O encontro caminhou para além da estrutura dos serviços de saúde e destacou o território como espaço de memória, afeto, resistência e produção de cuidado. As falas reforçam que a saúde quilombola também nasce das relações comunitárias, dos saberes ancestrais e da força coletiva que atravessa gerações, mesmo diante das desigualdades históricas impostas à população negra.
Representando o instituto na atividade, o psicólogo Adson Correia destacou que pensar equidade no SUS exige reconhecer as histórias e experiências construídas dentro desses territórios. “Existe cuidado na forma como essas comunidades preservam seus vínculos, sua memória e seus saberes.
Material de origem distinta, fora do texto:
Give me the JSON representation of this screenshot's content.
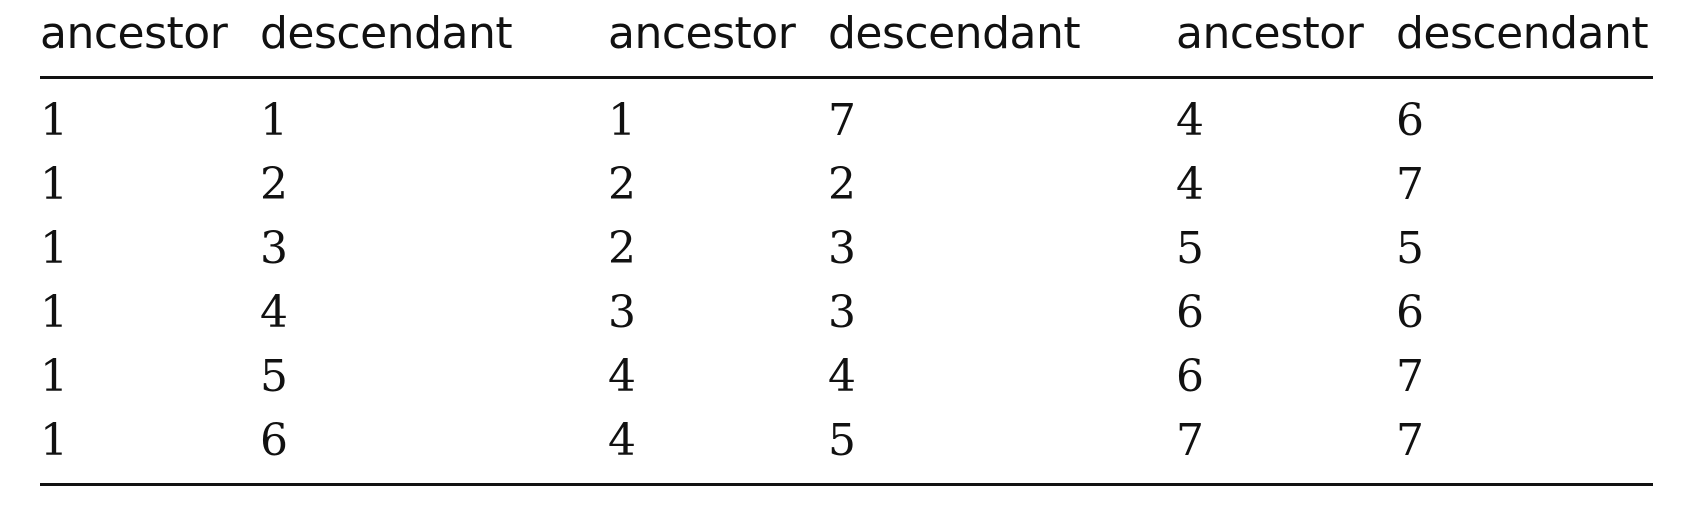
{
  "table": {
    "headers": [
      "ancestor",
      "descendant",
      "ancestor",
      "descendant",
      "ancestor",
      "descendant"
    ],
    "rows": [
      [
        "1",
        "1",
        "1",
        "7",
        "4",
        "6"
      ],
      [
        "1",
        "2",
        "2",
        "2",
        "4",
        "7"
      ],
      [
        "1",
        "3",
        "2",
        "3",
        "5",
        "5"
      ],
      [
        "1",
        "4",
        "3",
        "3",
        "6",
        "6"
      ],
      [
        "1",
        "5",
        "4",
        "4",
        "6",
        "7"
      ],
      [
        "1",
        "6",
        "4",
        "5",
        "7",
        "7"
      ]
    ]
  }
}
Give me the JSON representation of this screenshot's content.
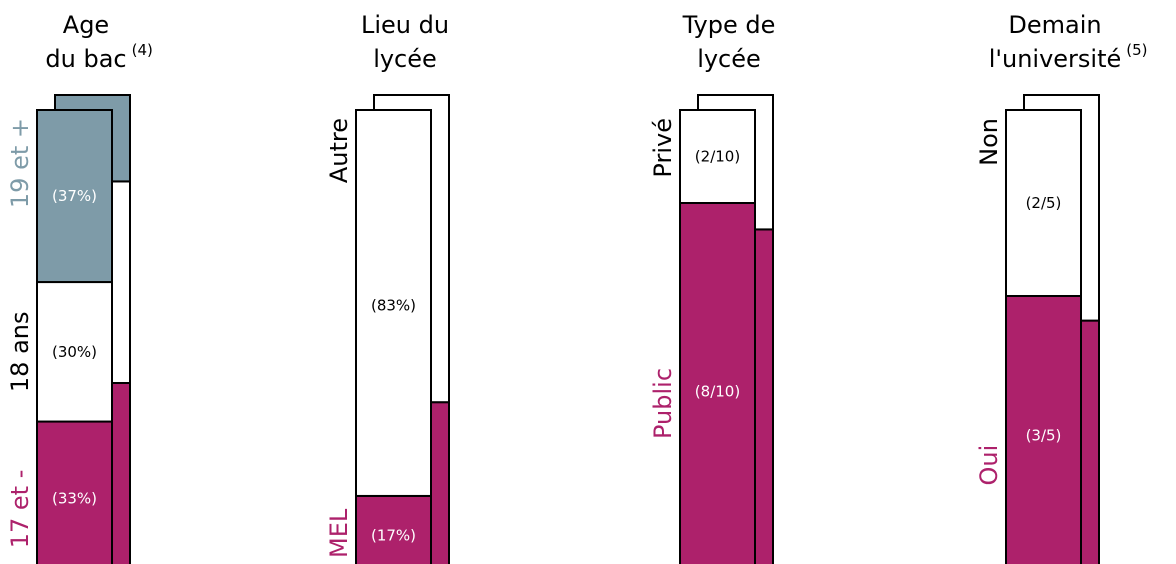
{
  "colors": {
    "magenta": "#ad216b",
    "gray": "#7e9ba8",
    "white": "#ffffff",
    "black": "#000000"
  },
  "chart_data": [
    {
      "type": "bar",
      "stacked": true,
      "title": "Age",
      "title_line2": "du bac",
      "title_note": "(4)",
      "segments": [
        {
          "label": "17 et -",
          "value": 33,
          "display": "(33%)",
          "fill": "#ad216b",
          "label_color": "#ad216b",
          "text_color": "#ffffff"
        },
        {
          "label": "18 ans",
          "value": 30,
          "display": "(30%)",
          "fill": "#ffffff",
          "label_color": "#000000",
          "text_color": "#000000"
        },
        {
          "label": "19 et +",
          "value": 37,
          "display": "(37%)",
          "fill": "#7e9ba8",
          "label_color": "#7e9ba8",
          "text_color": "#ffffff"
        }
      ],
      "shadow_segments": [
        {
          "value": 40,
          "fill": "#ad216b"
        },
        {
          "value": 42,
          "fill": "#ffffff"
        },
        {
          "value": 18,
          "fill": "#7e9ba8"
        }
      ]
    },
    {
      "type": "bar",
      "stacked": true,
      "title": "Lieu du",
      "title_line2": "lycée",
      "title_note": "",
      "segments": [
        {
          "label": "MEL",
          "value": 17,
          "display": "(17%)",
          "fill": "#ad216b",
          "label_color": "#ad216b",
          "text_color": "#ffffff"
        },
        {
          "label": "Autre",
          "value": 83,
          "display": "(83%)",
          "fill": "#ffffff",
          "label_color": "#000000",
          "text_color": "#000000"
        }
      ],
      "shadow_segments": [
        {
          "value": 36,
          "fill": "#ad216b"
        },
        {
          "value": 64,
          "fill": "#ffffff"
        }
      ]
    },
    {
      "type": "bar",
      "stacked": true,
      "title": "Type de",
      "title_line2": "lycée",
      "title_note": "",
      "segments": [
        {
          "label": "Public",
          "value": 8,
          "display": "(8/10)",
          "fill": "#ad216b",
          "label_color": "#ad216b",
          "text_color": "#ffffff"
        },
        {
          "label": "Privé",
          "value": 2,
          "display": "(2/10)",
          "fill": "#ffffff",
          "label_color": "#000000",
          "text_color": "#000000"
        }
      ],
      "shadow_segments": [
        {
          "value": 7.2,
          "fill": "#ad216b"
        },
        {
          "value": 2.8,
          "fill": "#ffffff"
        }
      ]
    },
    {
      "type": "bar",
      "stacked": true,
      "title": "Demain",
      "title_line2": "l'université",
      "title_note": "(5)",
      "segments": [
        {
          "label": "Oui",
          "value": 3,
          "display": "(3/5)",
          "fill": "#ad216b",
          "label_color": "#ad216b",
          "text_color": "#ffffff"
        },
        {
          "label": "Non",
          "value": 2,
          "display": "(2/5)",
          "fill": "#ffffff",
          "label_color": "#000000",
          "text_color": "#000000"
        }
      ],
      "shadow_segments": [
        {
          "value": 2.65,
          "fill": "#ad216b"
        },
        {
          "value": 2.35,
          "fill": "#ffffff"
        }
      ]
    }
  ]
}
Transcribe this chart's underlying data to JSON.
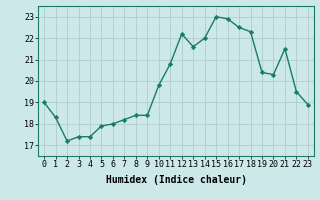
{
  "x": [
    0,
    1,
    2,
    3,
    4,
    5,
    6,
    7,
    8,
    9,
    10,
    11,
    12,
    13,
    14,
    15,
    16,
    17,
    18,
    19,
    20,
    21,
    22,
    23
  ],
  "y": [
    19.0,
    18.3,
    17.2,
    17.4,
    17.4,
    17.9,
    18.0,
    18.2,
    18.4,
    18.4,
    19.8,
    20.8,
    22.2,
    21.6,
    22.0,
    23.0,
    22.9,
    22.5,
    22.3,
    20.4,
    20.3,
    21.5,
    19.5,
    18.9
  ],
  "line_color": "#1a7a6e",
  "marker": "D",
  "markersize": 2.2,
  "linewidth": 1.0,
  "background_color": "#cce8e8",
  "grid_color": "#b0cccc",
  "xlabel": "Humidex (Indice chaleur)",
  "xlabel_fontsize": 7,
  "tick_fontsize": 6,
  "xlim": [
    -0.5,
    23.5
  ],
  "ylim": [
    16.5,
    23.5
  ],
  "yticks": [
    17,
    18,
    19,
    20,
    21,
    22,
    23
  ],
  "xticks": [
    0,
    1,
    2,
    3,
    4,
    5,
    6,
    7,
    8,
    9,
    10,
    11,
    12,
    13,
    14,
    15,
    16,
    17,
    18,
    19,
    20,
    21,
    22,
    23
  ]
}
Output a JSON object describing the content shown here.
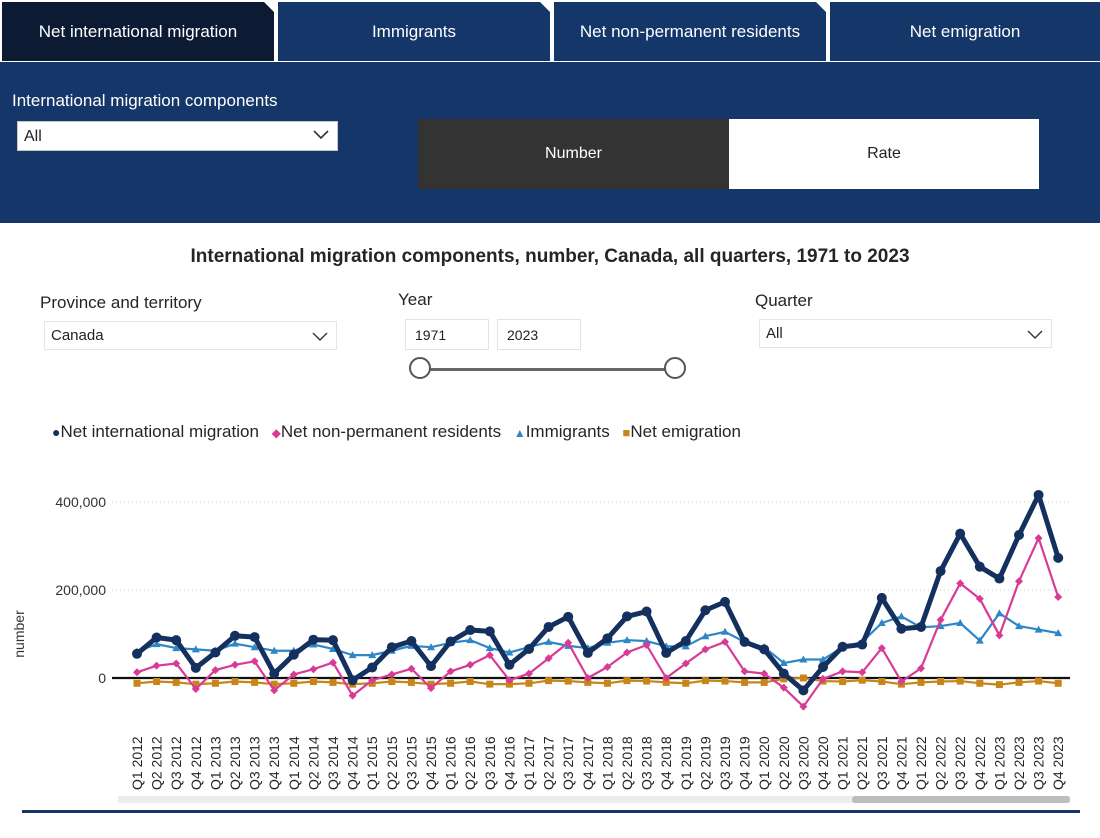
{
  "tabs": [
    {
      "label": "Net international migration"
    },
    {
      "label": "Immigrants"
    },
    {
      "label": "Net non-permanent residents"
    },
    {
      "label": "Net emigration"
    }
  ],
  "components": {
    "label": "International migration components",
    "value": "All"
  },
  "toggle": {
    "number": "Number",
    "rate": "Rate"
  },
  "filters": {
    "province": {
      "label": "Province and territory",
      "value": "Canada"
    },
    "year": {
      "label": "Year",
      "from": "1971",
      "to": "2023"
    },
    "quarter": {
      "label": "Quarter",
      "value": "All"
    }
  },
  "colors": {
    "nim": "#14305e",
    "npr": "#d83b95",
    "imm": "#2f86c6",
    "emi": "#c8861a"
  },
  "chart_data": {
    "type": "line",
    "title": "International migration components, number, Canada, all quarters, 1971 to 2023",
    "ylabel": "number",
    "ylim": [
      -60000,
      440000
    ],
    "yticks": [
      {
        "v": 0,
        "label": "0"
      },
      {
        "v": 200000,
        "label": "200,000"
      },
      {
        "v": 400000,
        "label": "400,000"
      }
    ],
    "grid": true,
    "legend": "top-left",
    "categories": [
      "Q1 2012",
      "Q2 2012",
      "Q3 2012",
      "Q4 2012",
      "Q1 2013",
      "Q2 2013",
      "Q3 2013",
      "Q4 2013",
      "Q1 2014",
      "Q2 2014",
      "Q3 2014",
      "Q4 2014",
      "Q1 2015",
      "Q2 2015",
      "Q3 2015",
      "Q4 2015",
      "Q1 2016",
      "Q2 2016",
      "Q3 2016",
      "Q4 2016",
      "Q1 2017",
      "Q2 2017",
      "Q3 2017",
      "Q4 2017",
      "Q1 2018",
      "Q2 2018",
      "Q3 2018",
      "Q4 2018",
      "Q1 2019",
      "Q2 2019",
      "Q3 2019",
      "Q4 2019",
      "Q1 2020",
      "Q2 2020",
      "Q3 2020",
      "Q4 2020",
      "Q1 2021",
      "Q2 2021",
      "Q3 2021",
      "Q4 2021",
      "Q1 2022",
      "Q2 2022",
      "Q3 2022",
      "Q4 2022",
      "Q1 2023",
      "Q2 2023",
      "Q3 2023",
      "Q4 2023"
    ],
    "series": [
      {
        "name": "Net international migration",
        "key": "nim",
        "marker": "circle",
        "values": [
          55000,
          92000,
          86000,
          23000,
          58000,
          96000,
          93000,
          10000,
          53000,
          87000,
          86000,
          -5000,
          24000,
          70000,
          84000,
          27000,
          83000,
          109000,
          106000,
          30000,
          66000,
          116000,
          139000,
          57000,
          90000,
          140000,
          151000,
          57000,
          84000,
          154000,
          173000,
          82000,
          65000,
          10000,
          -28000,
          25000,
          71000,
          76000,
          182000,
          112000,
          116000,
          243000,
          328000,
          253000,
          226000,
          325000,
          416000,
          273000
        ]
      },
      {
        "name": "Net non-permanent residents",
        "key": "npr",
        "marker": "diamond",
        "values": [
          13000,
          28000,
          33000,
          -25000,
          18000,
          30000,
          38000,
          -28000,
          8000,
          20000,
          35000,
          -40000,
          -5000,
          8000,
          21000,
          -23000,
          15000,
          30000,
          52000,
          -5000,
          10000,
          45000,
          80000,
          0,
          25000,
          58000,
          75000,
          0,
          33000,
          65000,
          82000,
          15000,
          10000,
          -22000,
          -65000,
          -2000,
          15000,
          13000,
          68000,
          -8000,
          22000,
          132000,
          215000,
          180000,
          97000,
          220000,
          318000,
          184000
        ]
      },
      {
        "name": "Immigrants",
        "key": "imm",
        "marker": "triangle",
        "values": [
          60000,
          77000,
          68000,
          65000,
          62000,
          78000,
          70000,
          62000,
          62000,
          76000,
          66000,
          52000,
          52000,
          62000,
          73000,
          70000,
          80000,
          86000,
          68000,
          58000,
          70000,
          82000,
          73000,
          68000,
          80000,
          86000,
          84000,
          72000,
          72000,
          95000,
          105000,
          82000,
          70000,
          34000,
          42000,
          42000,
          70000,
          82000,
          125000,
          140000,
          115000,
          118000,
          125000,
          85000,
          147000,
          118000,
          110000,
          102000
        ]
      },
      {
        "name": "Net emigration",
        "key": "emi",
        "marker": "square",
        "values": [
          -12000,
          -8000,
          -10000,
          -14000,
          -12000,
          -8000,
          -10000,
          -14000,
          -12000,
          -8000,
          -10000,
          -14000,
          -12000,
          -8000,
          -10000,
          -14000,
          -12000,
          -8000,
          -14000,
          -14000,
          -12000,
          -6000,
          -7000,
          -10000,
          -12000,
          -6000,
          -7000,
          -10000,
          -12000,
          -6000,
          -7000,
          -10000,
          -10000,
          -2000,
          0,
          -7000,
          -8000,
          -5000,
          -8000,
          -14000,
          -10000,
          -8000,
          -7000,
          -12000,
          -15000,
          -10000,
          -7000,
          -12000
        ]
      }
    ]
  },
  "legend_items": [
    {
      "symbol": "●",
      "label": "Net international migration",
      "key": "nim"
    },
    {
      "symbol": "◆",
      "label": "Net non-permanent residents",
      "key": "npr"
    },
    {
      "symbol": "▲",
      "label": "Immigrants",
      "key": "imm"
    },
    {
      "symbol": "■",
      "label": "Net emigration",
      "key": "emi"
    }
  ]
}
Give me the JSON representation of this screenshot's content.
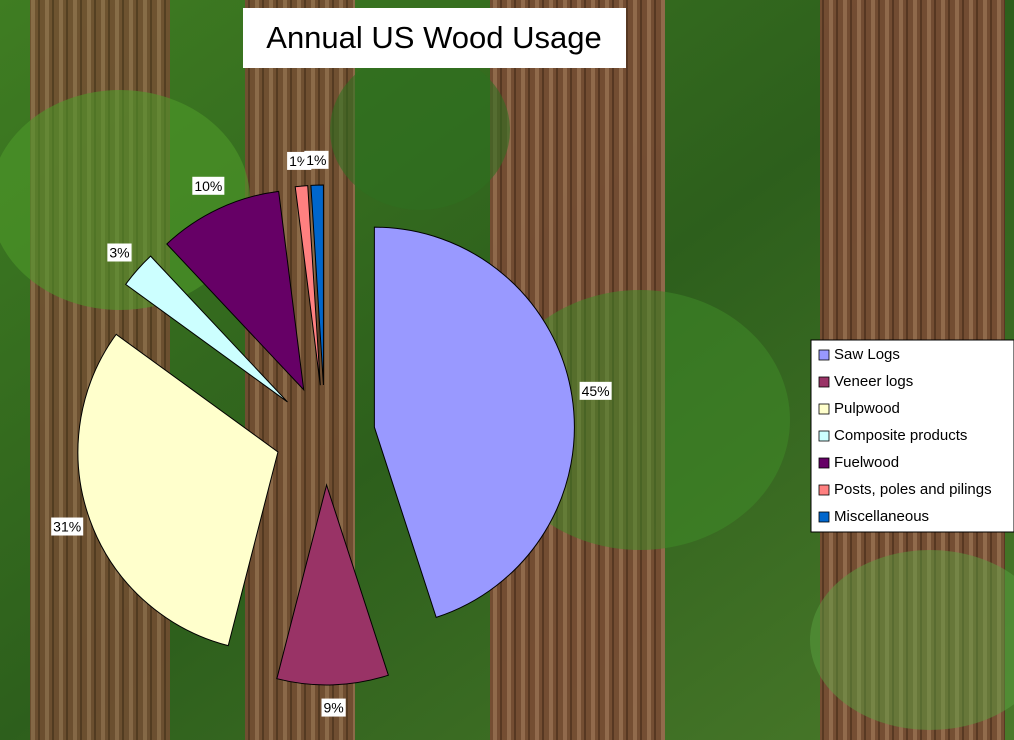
{
  "chart_data": {
    "type": "pie",
    "title": "Annual US Wood Usage",
    "categories": [
      "Saw Logs",
      "Veneer logs",
      "Pulpwood",
      "Composite products",
      "Fuelwood",
      "Posts, poles and pilings",
      "Miscellaneous"
    ],
    "values": [
      45,
      9,
      31,
      3,
      10,
      1,
      1
    ],
    "value_labels": [
      "45%",
      "9%",
      "31%",
      "3%",
      "10%",
      "1%",
      "1%"
    ],
    "colors": [
      "#9999ff",
      "#993366",
      "#ffffcc",
      "#ccffff",
      "#660066",
      "#ff8080",
      "#0066cc"
    ]
  }
}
Falar sobre saúde quilombola é também falar sobre dignidade, pertencimento e o direito de existir com respeito às suas histórias e identidades”, afirmou.
A participação do INEG/AL na atividade também reforça a continuidade de uma atuação comprometida com o fortalecimento de políticas públicas antirracistas e com a valorização das vivências, saberes e trajetórias das populações quilombolas. Em espaços como esse, o debate sobre saúde pública se amplia e passa a reconhecer a ancestralidade, o território e a justiça social como dimensões fundamentais para a construção de um SUS mais sensível às realidades da população negra em Alagoas.